Economic strain, in the form of skyrocketing inflation and increased unemployment, has exacerbated social desperation among the masses. This has further deepened the political chasm. The chaos goes on. The worst thing in this scenario is that people’s trust in the political system is dwindling and an erosion of democratic norms and values has started.
Political scientist Lord Bryce has remarked that indolence and indifference on the part of citizens are two enemies of the democracy. Many Pakistanis have unfortunately developed apathy towards national politics. They have become disgruntled towards the politics and consider all politicians the peddlers of their vested interests, completely ignorant of people’s miseries resulting from the continuous wrangling.
This is the worst nightmare for democracy because democracy and the economy cannot function where people become too unruly and passive. French philosopher Montesquieu said, “The tyranny of a prince would hardly bring a state to ruin quicker than would indifference to the common welfare in public.” We see that Pakistan’s ruling elite have been unable to create that sense of life where rights are protected and opportunities are provided for a sustained better future.
In the present scenario, Pakistan is a textbook example for all the key indicators enumerated in the book, How Democracies Die, authored by Steven Levitsky and Daniel Ziblatt. If we put Pakistan’s case in the four behavioural warnings identified in the book then we see that (a) there has been a clear rejection among the leaders and masses to the democratic rules of the game, (b) the political opponents are being witch-hunted and there is a complete denial of the legitimacy of the political opponents, (c) toleration to violence or, in many instances, the incitement to violence both on the part of the state and the general masses have increased (d) the civil liberties of both the political opponents and dissenting voices, including the media, are being trampled.
Non-elective institutions are interfering in the political regime of the country from time to time. This crisis package has resulted in a growing disinterest towards the nascent democracy.
Both the government and the opposition should use legal and constitutional channels, instead of resorting to extra-legal means which will only generate an undesirable set of consequences for a strong democracy and national economy.
Apart from these endogenous factors, the geography of the country and its foreign policy wrongdoings in the past have come to haunt the democratic dispensation of the country and ruin its economic prospects. Pakistan is surrounded by countries that have no love lost for the Westminster democracy. India was the only exception to this; however, since Prime Minister Modi’s rise to power, the secular India has turned into a Hindu rashthra.
The geo-strategic interests of the great powers in the region have also encouraged undemocratic trends in the country because it was easier always to co-opt dictators.
Democracies are best suited to deal with crises that emerge within, most of all economic crises. As Benazir Bhutto once remarked, the cure for the ills of democracy is more democracy. The reversal of the present undemocratic trends and the derision of democratic culture are only possible once the state and the society resole to stick to the principles of tolerance and institutional forbearance.

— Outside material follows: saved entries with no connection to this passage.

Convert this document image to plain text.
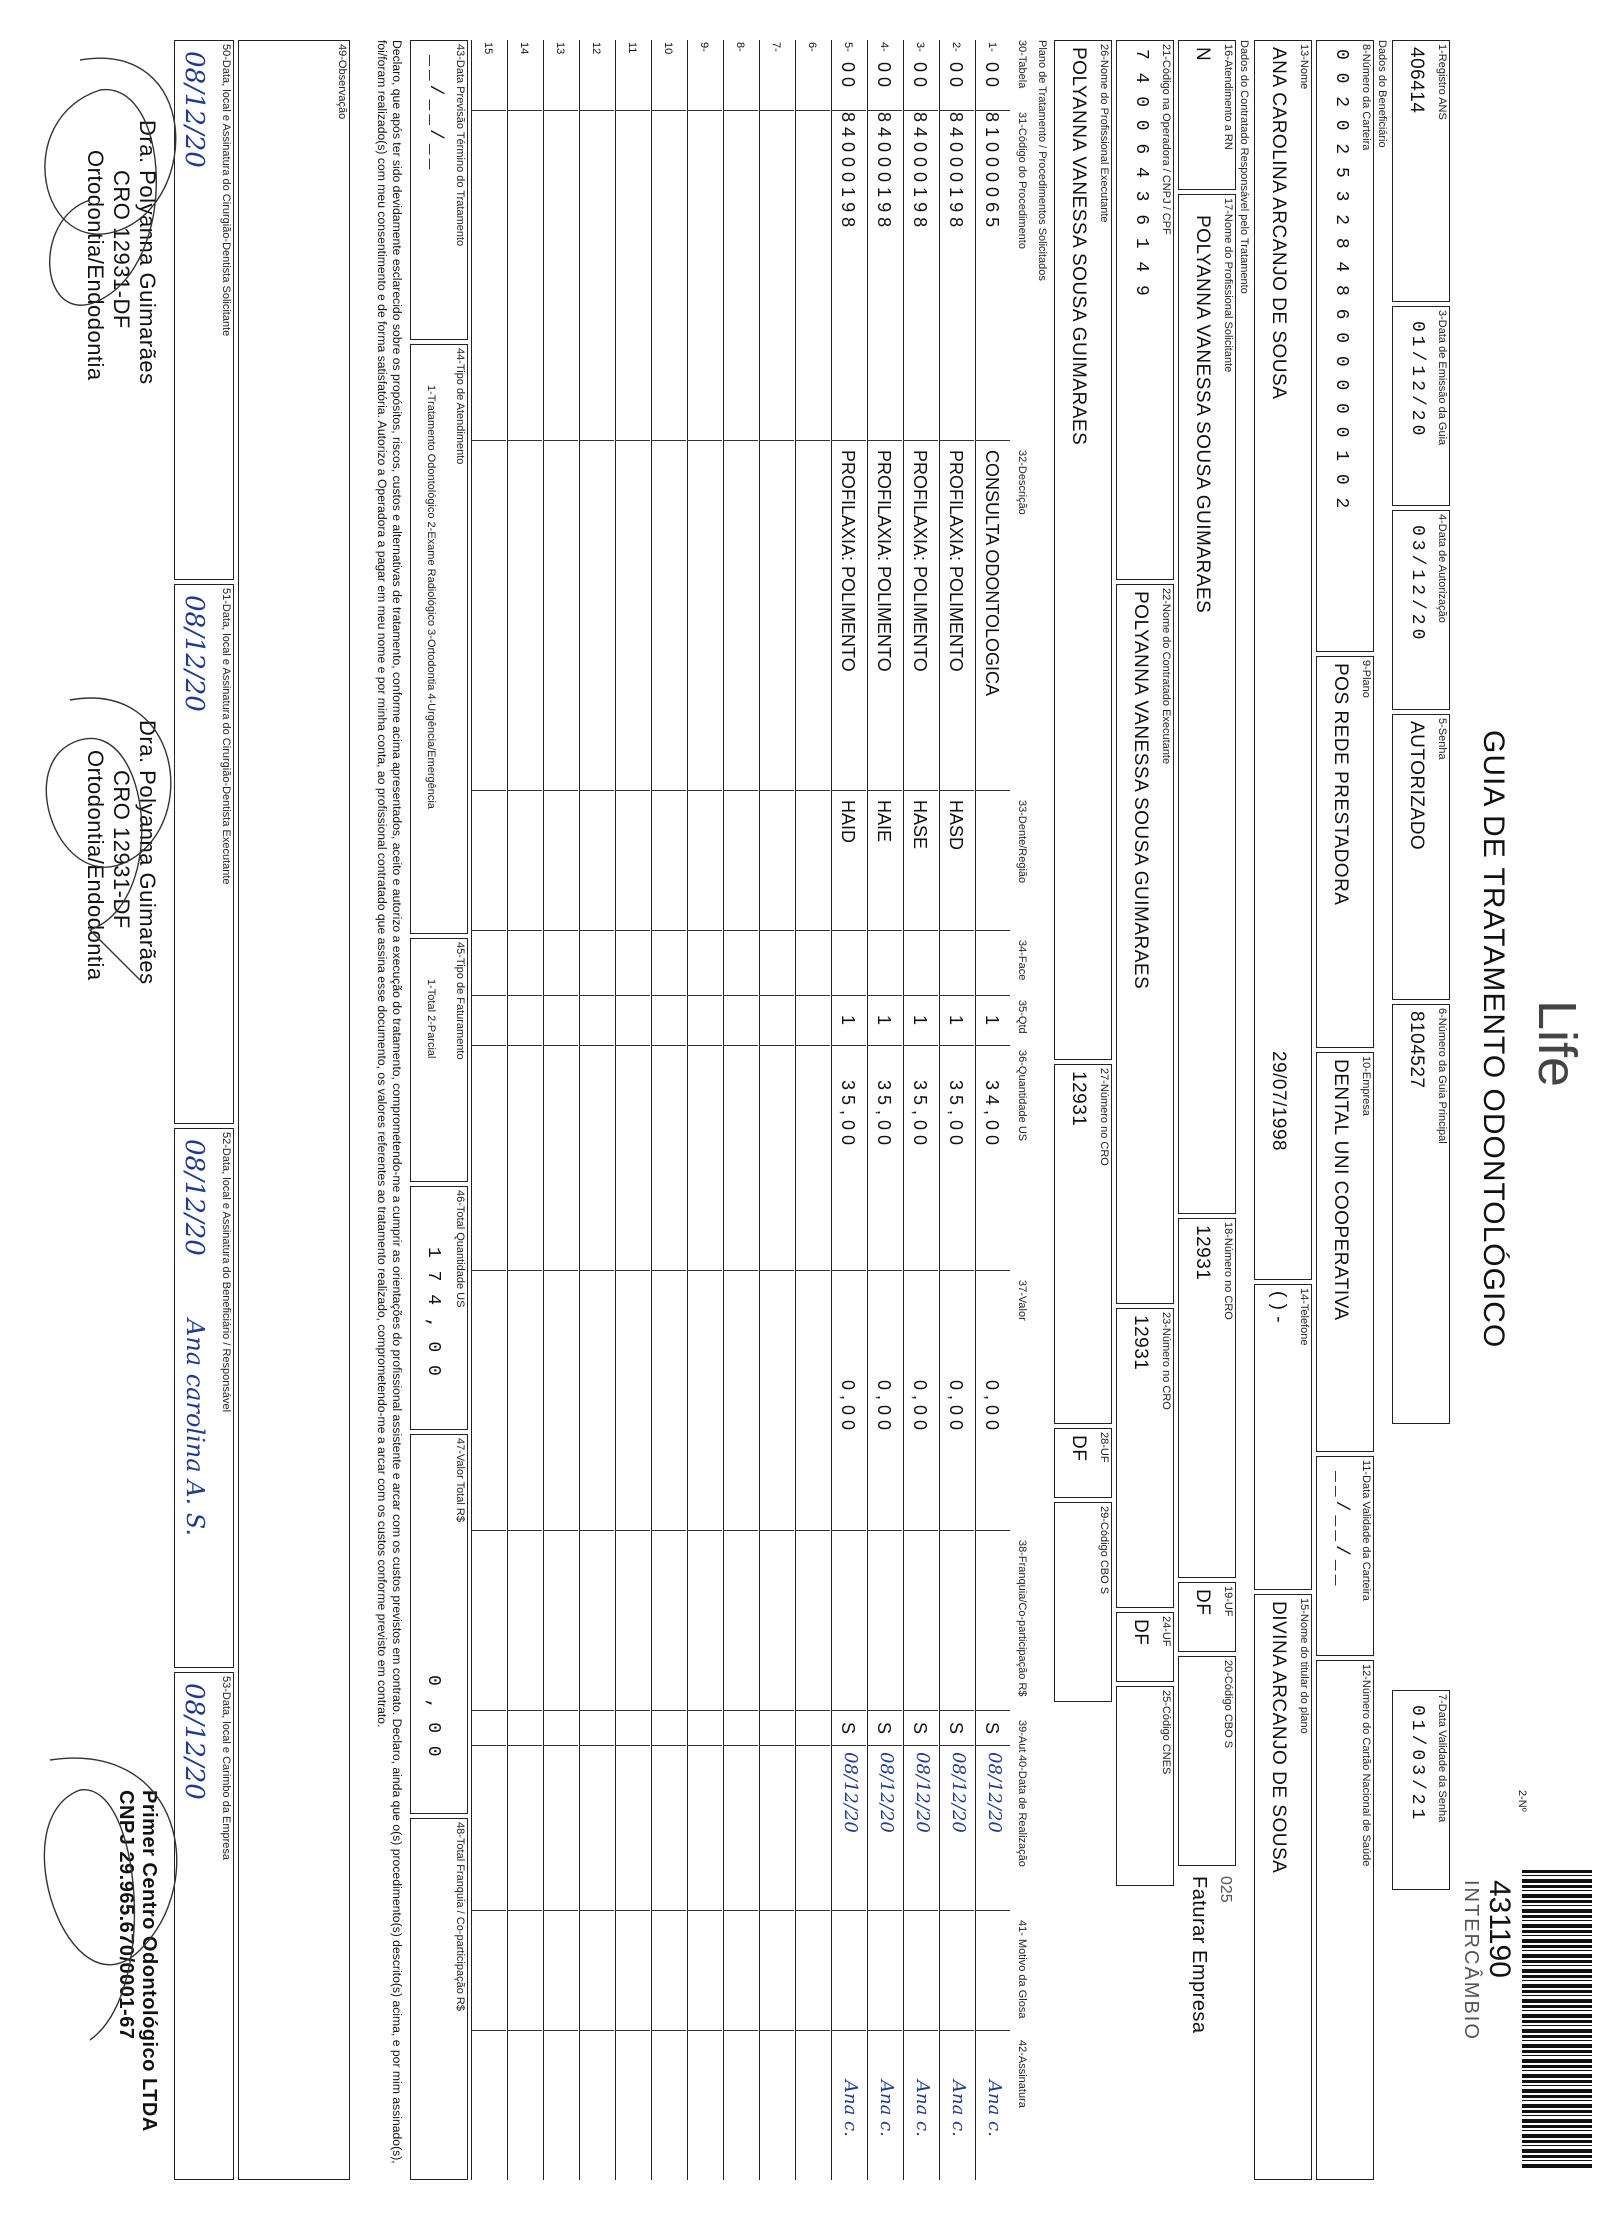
Life
GUIA DE TRATAMENTO ODONTOLÓGICO
2-Nº
431190
INTERCÂMBIO
1-Registro ANS
406414
3-Data de Emissão da Guia
01/12/20
4-Data de Autorização
03/12/20
5-Senha
AUTORIZADO
6-Número da Guia Principal
8104527
7-Data Validade da Senha
01/03/21
Dados do Beneficiário
8-Número da Carteira
0 0 2 0 2 5 3 2 8 4 8 6 0 0 0 0 0 1 0 2
9-Plano
POS REDE PRESTADORA
10-Empresa
DENTAL UNI COOPERATIVA
11-Data Validade da Carteira
__/__/__
12-Número do Cartão Nacional de Saúde
13-Nome
ANA CAROLINA ARCANJO DE SOUSA
29/07/1998
14-Telefone
( ) -
15-Nome do titular do plano
DIVINA ARCANJO DE SOUSA
Dados do Contratado Responsável pelo Tratamento
16-Atendimento a RN
N
17-Nome do Profissional Solicitante
POLYANNA VANESSA SOUSA GUIMARAES
18-Número no CRO
12931
19-UF
DF
20-Código CBO S
025
Faturar Empresa
21-Código na Operadora / CNPJ / CPF
7 4 0 0 6 4 3 6 1 4 9
22-Nome do Contratado Executante
POLYANNA VANESSA SOUSA GUIMARAES
23-Número no CRO
12931
24-UF
DF
25-Código CNES
26-Nome do Profissional Executante
POLYANNA VANESSA SOUSA GUIMARAES
27-Número no CRO
12931
28-UF
DF
29-Código CBO S
Plano de Tratamento / Procedimentos Solicitados
30-Tabela
31-Código do Procedimento
32-Descrição
33-Dente/Região
34-Face
35-Qtd
36-Quantidade US
37-Valor
38-Franquia/Co-participação R$
39-Aut
40-Data de Realização
41- Motivo da Glosa
42-Assinatura
1-
0 0
8 1 0 0 0 0 6 5
CONSULTA ODONTOLOGICA
1
3 4 , 0 0
0 , 0 0
S
08/12/20
Ana c.
2-
0 0
8 4 0 0 0 1 9 8
PROFILAXIA: POLIMENTO
HASD
1
3 5 , 0 0
0 , 0 0
S
08/12/20
Ana c.
3-
0 0
8 4 0 0 0 1 9 8
PROFILAXIA: POLIMENTO
HASE
1
3 5 , 0 0
0 , 0 0
S
08/12/20
Ana c.
4-
0 0
8 4 0 0 0 1 9 8
PROFILAXIA: POLIMENTO
HAIE
1
3 5 , 0 0
0 , 0 0
S
08/12/20
Ana c.
5-
0 0
8 4 0 0 0 1 9 8
PROFILAXIA: POLIMENTO
HAID
1
3 5 , 0 0
0 , 0 0
S
08/12/20
Ana c.
6-
7-
8-
9-
10
11
12
13
14
15
43-Data Previsão Término do Tratamento
__/__/__
44-Tipo de Atendimento
1-Tratamento Odontológico 2-Exame Radiológico 3-Ortodontia 4-Urgência/Emergência
45-Tipo de Faturamento
1-Total 2-Parcial
46-Total Quantidade US
1 7 4 , 0 0
47-Valor Total R$
0 , 0 0
48-Total Franquia / Co-participação R$
Declaro, que após ter sido devidamente esclarecido sobre os propósitos, riscos, custos e alternativas de tratamento, conforme acima apresentados, aceito e autorizo a execução do tratamento, comprometendo-me a cumprir as orientações do profissional assistente e arcar com os custos previstos em contrato. Declaro, ainda que o(s) procedimento(s) descrito(s) acima, e por mim assinado(s), foi/foram realizado(s) com meu consentimento e de forma satisfatória. Autorizo a Operadora a pagar em meu nome e por minha conta, ao profissional contratado que assina esse documento, os valores referentes ao tratamento realizado, comprometendo-me a arcar com os custos conforme previsto em contrato.
49-Observação
50-Data, local e Assinatura do Cirurgião-Dentista Solicitante
08/12/20
51-Data, local e Assinatura do Cirurgião-Dentista Executante
08/12/20
52-Data, local e Assinatura do Beneficiário / Responsável
08/12/20
Ana carolina A. S.
53-Data, local e Carimbo da Empresa
08/12/20
Dra. Polyanna Guimarães
CRO 12931-DF
Ortodontia/Endodontia
Dra. Polyanna Guimarães
CRO 12931-DF
Ortodontia/Endodontia
Primer Centro Odontológico LTDA
CNPJ 29.965.670/0001-67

The first principle refers to the acknowledgement of the legitimacy of one’s political opponents to compete for power through a democratic process, so long as they play within the constitutional rules. Mutual toleration excludes the use, or even encouragement, of threats and violence to bar political opponents from competing for office. This principle stands true for social and religious sphere of life as well.
As a nation, we need to learn to accept one another’s political and religious views and not resort to extreme means like hatred and violence in our opposition.

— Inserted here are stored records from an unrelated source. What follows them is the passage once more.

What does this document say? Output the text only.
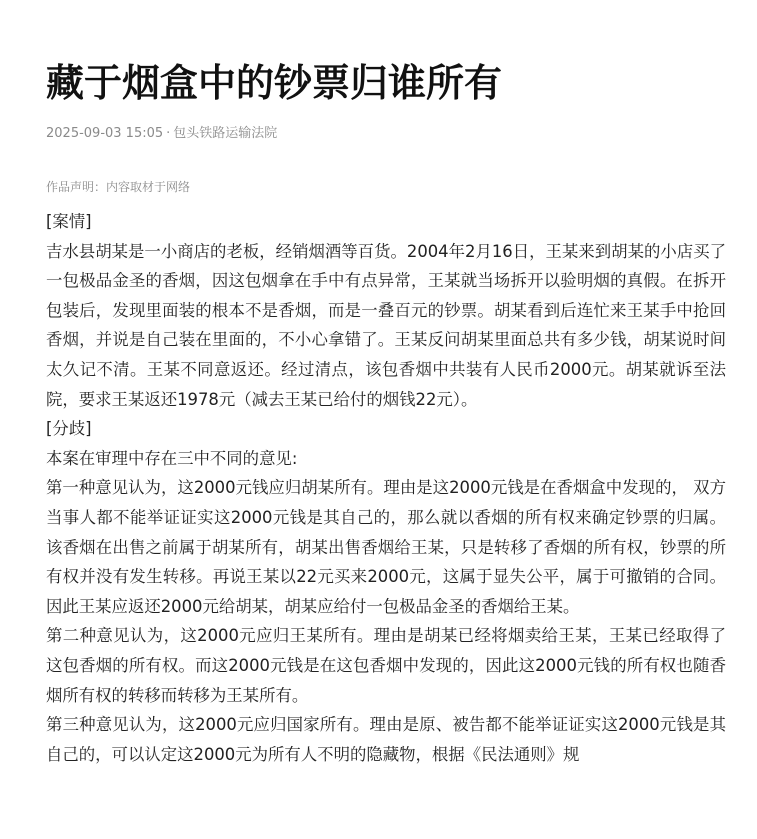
藏于烟盒中的钞票归谁所有
2025-09-03 15:05 · 包头铁路运输法院
作品声明：内容取材于网络

[案情]

吉水县胡某是一小商店的老板，经销烟酒等百货。2004年2月16日，王某来到胡某的小店买了一包极品金圣的香烟，因这包烟拿在手中有点异常，王某就当场拆开以验明烟的真假。在拆开包装后，发现里面装的根本不是香烟，而是一叠百元的钞票。胡某看到后连忙来王某手中抢回香烟，并说是自己装在里面的，不小心拿错了。王某反问胡某里面总共有多少钱，胡某说时间太久记不清。王某不同意返还。经过清点，该包香烟中共装有人民币2000元。胡某就诉至法院，要求王某返还1978元（减去王某已给付的烟钱22元）。

[分歧]

本案在审理中存在三中不同的意见:

第一种意见认为，这2000元钱应归胡某所有。理由是这2000元钱是在香烟盒中发现的， 双方当事人都不能举证证实这2000元钱是其自己的，那么就以香烟的所有权来确定钞票的归属。该香烟在出售之前属于胡某所有，胡某出售香烟给王某，只是转移了香烟的所有权，钞票的所有权并没有发生转移。再说王某以22元买来2000元，这属于显失公平，属于可撤销的合同。因此王某应返还2000元给胡某，胡某应给付一包极品金圣的香烟给王某。

第二种意见认为，这2000元应归王某所有。理由是胡某已经将烟卖给王某，王某已经取得了这包香烟的所有权。而这2000元钱是在这包香烟中发现的，因此这2000元钱的所有权也随香烟所有权的转移而转移为王某所有。

第三种意见认为，这2000元应归国家所有。理由是原、被告都不能举证证实这2000元钱是其自己的，可以认定这2000元为所有人不明的隐藏物，根据《民法通则》规
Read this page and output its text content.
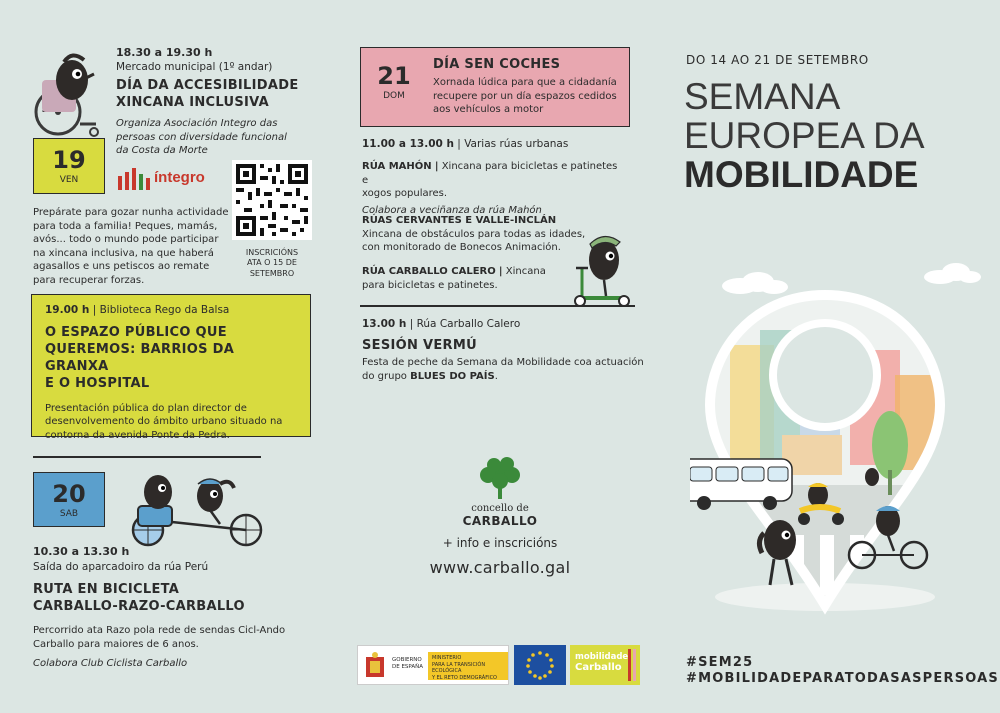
18.30 a 19.30 h
Mercado municipal (1º andar)
DÍA DA ACCESIBILIDADE
XINCANA INCLUSIVA
Organiza Asociación Integro das
persoas con diversidade funcional
da Costa da Morte
19
VEN	íntegro
INSCRICIÓNS
ATA O 15 DE
SETEMBRO
Prepárate para gozar nunha actividade
para toda a familia! Peques, mamás,
avós... todo o mundo pode participar
na xincana inclusiva, na que haberá
agasallos e uns petiscos ao remate
para recuperar forzas.
19.00 h | Biblioteca Rego da Balsa
O ESPAZO PÚBLICO QUE
QUEREMOS: BARRIOS DA GRANXA
E O HOSPITAL
Presentación pública do plan director de
desenvolvemento do ámbito urbano situado na
contorna da avenida Ponte da Pedra.
20
SAB
10.30 a 13.30 h
Saída do aparcadoiro da rúa Perú
RUTA EN BICICLETA
CARBALLO-RAZO-CARBALLO
Percorrido ata Razo pola rede de sendas Cicl-Ando
Carballo para maiores de 6 anos.
Colabora Club Ciclista Carballo
21
DOM
DÍA SEN COCHES
Xornada lúdica para que a cidadanía
recupere por un día espazos cedidos
aos vehículos a motor
11.00 a 13.00 h | Varias rúas urbanas
RÚA MAHÓN | Xincana para bicicletas e patinetes e
xogos populares.
Colabora a veciñanza da rúa Mahón
RÚAS CERVANTES E VALLE-INCLÁN
Xincana de obstáculos para todas as idades,
con monitorado de Bonecos Animación.
RÚA CARBALLO CALERO | Xincana
para bicicletas e patinetes.
13.00 h | Rúa Carballo Calero
SESIÓN VERMÚ
Festa de peche da Semana da Mobilidade coa actuación
do grupo BLUES DO PAÍS.
concello de
CARBALLO
+ info e inscricións
www.carballo.gal
GOBIERNO
DE ESPAÑA
MINISTERIO
PARA LA TRANSICIÓN ECOLÓGICA
Y EL RETO DEMOGRÁFICO
mobilidade
Carballo
DO 14 AO 21 DE SETEMBRO
SEMANA
EUROPEA DA
MOBILIDADE
#SEM25
#MOBILIDADEPARATODASASPERSOAS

The second principle is closely related to the rule of law. Institutional forbearance means elected officials cannot take actions that intentionally privilege one group of individuals at the expense of another. The present constitutional and political tension over the polls in the Punjab and Khyber Pakhtunkhwa is a case study.

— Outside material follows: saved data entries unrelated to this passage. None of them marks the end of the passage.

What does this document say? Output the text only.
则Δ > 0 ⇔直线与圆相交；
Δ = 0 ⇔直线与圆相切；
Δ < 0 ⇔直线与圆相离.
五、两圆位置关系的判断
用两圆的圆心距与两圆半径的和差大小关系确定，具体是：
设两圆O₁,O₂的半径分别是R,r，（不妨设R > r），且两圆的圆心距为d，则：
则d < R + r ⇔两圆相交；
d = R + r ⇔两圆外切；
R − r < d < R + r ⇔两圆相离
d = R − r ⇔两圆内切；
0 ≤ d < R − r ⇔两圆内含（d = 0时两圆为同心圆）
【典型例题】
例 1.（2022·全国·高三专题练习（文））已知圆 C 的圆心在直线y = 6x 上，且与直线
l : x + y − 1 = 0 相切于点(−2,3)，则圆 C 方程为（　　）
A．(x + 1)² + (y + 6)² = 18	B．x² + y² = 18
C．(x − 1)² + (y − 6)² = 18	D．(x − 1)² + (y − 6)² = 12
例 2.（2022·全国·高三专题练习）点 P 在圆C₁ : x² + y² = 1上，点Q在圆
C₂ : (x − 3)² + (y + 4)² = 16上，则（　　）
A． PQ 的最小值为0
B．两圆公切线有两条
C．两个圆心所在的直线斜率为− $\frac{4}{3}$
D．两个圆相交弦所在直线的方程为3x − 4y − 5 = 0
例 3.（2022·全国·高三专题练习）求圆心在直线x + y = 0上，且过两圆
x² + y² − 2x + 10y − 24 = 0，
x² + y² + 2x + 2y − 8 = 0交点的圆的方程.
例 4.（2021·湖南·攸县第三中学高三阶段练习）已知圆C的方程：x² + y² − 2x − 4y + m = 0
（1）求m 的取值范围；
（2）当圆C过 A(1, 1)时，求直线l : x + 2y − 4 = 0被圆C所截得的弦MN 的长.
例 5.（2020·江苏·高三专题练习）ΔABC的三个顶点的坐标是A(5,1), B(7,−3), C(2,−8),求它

Will the Election Commission of Pakistan and the apex court, which earlier gave a ruling for elections within the constitutionally mandated ninety days, be able to uphold this principle, remains to be seen. Institutional meddling in the political process and the claims of being favourites or otherwise to the establishment are the markers of a lack of institutional forbearance in the country.
The takeaway for us is that in the present political polarisation in the country, the politicians, and people in general, have to save the democracy from itself. This means that the political parties should avoid the clutches of the establishment and rely only on the connstitutional channels in competing for power.
Both the government and the opposition should use legal and constitutional channels, instead of resorting to extra-legal means that will only generate an undesirable set of consequences for democracy and economy. This will not only increase political polarisation but also legitimise the erosion of the rule of law. Any opposition to authoritarian tendencies in a democratic set up seeks to preserve, rather than violate, democratic rules and norms.